Cabello’s performance was one of several that felt like victory laps for a new artists who recently graduated from the JV squad of pop stardom to varsity players. Cabello’s star-making solo album arrived in early January of this year, and by this time last year, “Havana” was barely a month old. Dua Lipa’s “New Rules” was still a few months away from its Hot 100 peak last fall, and she’s also closing the chapter on her debut album with a deluxe edition (featuring both “One Kiss” and “Electricity”) out later this month.
Meanwhile, Ella Mai, still new to the awards-show circuit, performed this year’s runaway hit “Boo’d Up” ahead of her debut album dropping this Friday. And then there’s Khalid: At the 2017 AMAs, the then-newcomer got a profile-raising boost when he joined Imagine Dragons for a joint performance; this time, the singer (who took home the award for Favorite Male Artist — Soul/R&B) lent his star power to producer Benny Blanco, now releasing music under his own name, in Blanco’s first awards show performance ever. (Well, “performance” may be generous -- Blanco mostly lounged around a recreation of his home studio while Khalid and fellow “Eastside” vocalist Halsey did the heavy lifting.)

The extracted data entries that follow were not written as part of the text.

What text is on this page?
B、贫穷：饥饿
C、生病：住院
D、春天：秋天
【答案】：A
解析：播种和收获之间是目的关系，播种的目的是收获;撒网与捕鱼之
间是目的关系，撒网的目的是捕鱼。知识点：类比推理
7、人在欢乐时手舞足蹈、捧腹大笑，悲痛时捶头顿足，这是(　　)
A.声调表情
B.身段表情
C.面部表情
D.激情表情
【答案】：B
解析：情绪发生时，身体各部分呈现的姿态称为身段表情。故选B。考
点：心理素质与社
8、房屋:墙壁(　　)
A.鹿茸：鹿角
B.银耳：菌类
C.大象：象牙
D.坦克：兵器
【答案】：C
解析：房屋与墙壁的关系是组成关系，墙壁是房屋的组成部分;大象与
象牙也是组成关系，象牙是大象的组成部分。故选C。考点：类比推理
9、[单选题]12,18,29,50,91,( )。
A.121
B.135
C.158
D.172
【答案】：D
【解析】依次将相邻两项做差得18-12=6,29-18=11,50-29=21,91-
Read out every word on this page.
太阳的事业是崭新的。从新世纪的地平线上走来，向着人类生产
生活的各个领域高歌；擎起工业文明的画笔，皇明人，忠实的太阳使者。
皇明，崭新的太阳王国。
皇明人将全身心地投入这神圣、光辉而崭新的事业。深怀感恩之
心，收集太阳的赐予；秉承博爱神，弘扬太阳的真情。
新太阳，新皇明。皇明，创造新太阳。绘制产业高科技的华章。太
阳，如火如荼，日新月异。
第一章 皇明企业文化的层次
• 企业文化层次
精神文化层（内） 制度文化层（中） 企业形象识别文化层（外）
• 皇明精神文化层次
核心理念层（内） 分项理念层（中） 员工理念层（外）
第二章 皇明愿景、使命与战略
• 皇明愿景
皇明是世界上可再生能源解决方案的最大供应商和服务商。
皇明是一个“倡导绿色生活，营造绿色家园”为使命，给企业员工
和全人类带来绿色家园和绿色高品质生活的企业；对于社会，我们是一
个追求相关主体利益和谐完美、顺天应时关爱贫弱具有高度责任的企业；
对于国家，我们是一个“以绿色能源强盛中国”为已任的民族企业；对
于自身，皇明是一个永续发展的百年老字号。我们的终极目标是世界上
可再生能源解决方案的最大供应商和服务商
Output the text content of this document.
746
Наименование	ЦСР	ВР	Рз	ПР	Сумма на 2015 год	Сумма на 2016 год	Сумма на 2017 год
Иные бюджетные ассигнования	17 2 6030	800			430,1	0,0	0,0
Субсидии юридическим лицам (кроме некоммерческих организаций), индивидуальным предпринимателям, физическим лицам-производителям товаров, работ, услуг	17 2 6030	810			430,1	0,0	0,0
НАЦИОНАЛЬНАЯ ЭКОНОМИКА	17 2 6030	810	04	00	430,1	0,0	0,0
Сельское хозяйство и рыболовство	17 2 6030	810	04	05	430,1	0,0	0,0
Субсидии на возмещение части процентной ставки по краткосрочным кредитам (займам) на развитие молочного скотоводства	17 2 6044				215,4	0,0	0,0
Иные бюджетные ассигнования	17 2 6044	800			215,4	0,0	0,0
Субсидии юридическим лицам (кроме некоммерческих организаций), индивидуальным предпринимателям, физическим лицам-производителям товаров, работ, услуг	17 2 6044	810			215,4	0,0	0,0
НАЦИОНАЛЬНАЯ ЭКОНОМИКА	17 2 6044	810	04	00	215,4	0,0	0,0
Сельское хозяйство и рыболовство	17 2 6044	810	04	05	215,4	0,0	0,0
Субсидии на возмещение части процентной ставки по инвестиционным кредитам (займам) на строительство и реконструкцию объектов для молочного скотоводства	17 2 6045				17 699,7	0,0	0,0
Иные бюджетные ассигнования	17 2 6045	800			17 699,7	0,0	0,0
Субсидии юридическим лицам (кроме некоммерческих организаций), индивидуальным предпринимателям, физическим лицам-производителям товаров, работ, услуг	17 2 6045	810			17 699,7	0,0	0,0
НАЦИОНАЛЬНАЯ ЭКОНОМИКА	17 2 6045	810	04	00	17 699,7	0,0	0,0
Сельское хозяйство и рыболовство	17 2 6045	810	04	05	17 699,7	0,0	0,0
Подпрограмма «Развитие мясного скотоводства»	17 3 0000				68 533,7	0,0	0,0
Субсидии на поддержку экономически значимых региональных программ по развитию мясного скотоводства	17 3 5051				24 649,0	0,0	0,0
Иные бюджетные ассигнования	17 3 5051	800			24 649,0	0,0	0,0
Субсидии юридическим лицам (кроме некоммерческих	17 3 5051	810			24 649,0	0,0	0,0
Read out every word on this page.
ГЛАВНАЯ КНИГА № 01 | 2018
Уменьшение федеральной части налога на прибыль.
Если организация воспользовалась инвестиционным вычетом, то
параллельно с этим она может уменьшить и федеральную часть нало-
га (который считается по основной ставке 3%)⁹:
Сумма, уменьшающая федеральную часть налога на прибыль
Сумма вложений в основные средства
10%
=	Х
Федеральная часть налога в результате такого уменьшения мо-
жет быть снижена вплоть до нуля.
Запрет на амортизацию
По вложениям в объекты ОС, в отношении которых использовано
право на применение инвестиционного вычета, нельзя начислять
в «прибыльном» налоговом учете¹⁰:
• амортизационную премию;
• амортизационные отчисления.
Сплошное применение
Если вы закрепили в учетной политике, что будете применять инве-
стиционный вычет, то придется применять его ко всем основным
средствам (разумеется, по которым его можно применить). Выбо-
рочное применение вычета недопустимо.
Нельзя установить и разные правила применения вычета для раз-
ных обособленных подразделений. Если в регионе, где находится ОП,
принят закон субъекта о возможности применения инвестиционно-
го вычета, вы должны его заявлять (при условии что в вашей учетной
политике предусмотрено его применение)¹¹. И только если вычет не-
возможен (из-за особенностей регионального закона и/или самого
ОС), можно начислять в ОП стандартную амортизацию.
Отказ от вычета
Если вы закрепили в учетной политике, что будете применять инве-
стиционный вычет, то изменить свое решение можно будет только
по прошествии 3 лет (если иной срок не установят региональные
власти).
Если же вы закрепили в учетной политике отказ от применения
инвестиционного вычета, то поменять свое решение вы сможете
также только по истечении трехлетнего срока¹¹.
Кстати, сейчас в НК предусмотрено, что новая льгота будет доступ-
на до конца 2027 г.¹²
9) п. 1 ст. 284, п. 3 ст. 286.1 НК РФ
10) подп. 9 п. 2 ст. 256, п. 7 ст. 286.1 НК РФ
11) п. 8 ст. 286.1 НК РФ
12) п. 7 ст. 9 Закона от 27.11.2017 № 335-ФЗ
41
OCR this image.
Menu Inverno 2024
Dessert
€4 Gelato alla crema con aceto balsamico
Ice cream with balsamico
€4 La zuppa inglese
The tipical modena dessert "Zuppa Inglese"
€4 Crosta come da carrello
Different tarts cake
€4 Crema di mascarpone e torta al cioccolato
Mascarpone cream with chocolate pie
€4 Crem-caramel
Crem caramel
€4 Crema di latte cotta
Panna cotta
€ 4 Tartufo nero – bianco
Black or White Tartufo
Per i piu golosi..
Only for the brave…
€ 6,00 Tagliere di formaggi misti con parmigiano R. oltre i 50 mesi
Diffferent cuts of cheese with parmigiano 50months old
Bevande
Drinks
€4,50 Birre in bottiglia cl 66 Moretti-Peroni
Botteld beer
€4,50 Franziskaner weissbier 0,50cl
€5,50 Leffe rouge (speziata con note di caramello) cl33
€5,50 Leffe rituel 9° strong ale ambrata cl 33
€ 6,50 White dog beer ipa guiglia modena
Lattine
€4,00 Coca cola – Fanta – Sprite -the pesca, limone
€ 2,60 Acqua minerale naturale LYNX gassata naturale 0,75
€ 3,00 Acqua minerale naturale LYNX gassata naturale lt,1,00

Despite the younger-leaning programming, the American Music Awards did devote one of the most important performance slots to a history-making icon: Aretha Franklin. For the grand finale, the show recruited soul legend Gladys Knight as well as Ledisi, Mary Mary and Donnie McClurkin for a performance that paid tribute to Franklin’s gospel roots. It's not exactly the kind of thing you'd expect on a show like the AMAs, where Gen-Z tastes and top 40 favorites seem to rule, but following Madonna’s much-criticized Aretha tribute at the VMAs, this one wisely stuck to just the music -- and pumped as much energy into the show as anything involving flames and explosions. At the 2018 AMAs, only the divas got the first and last word.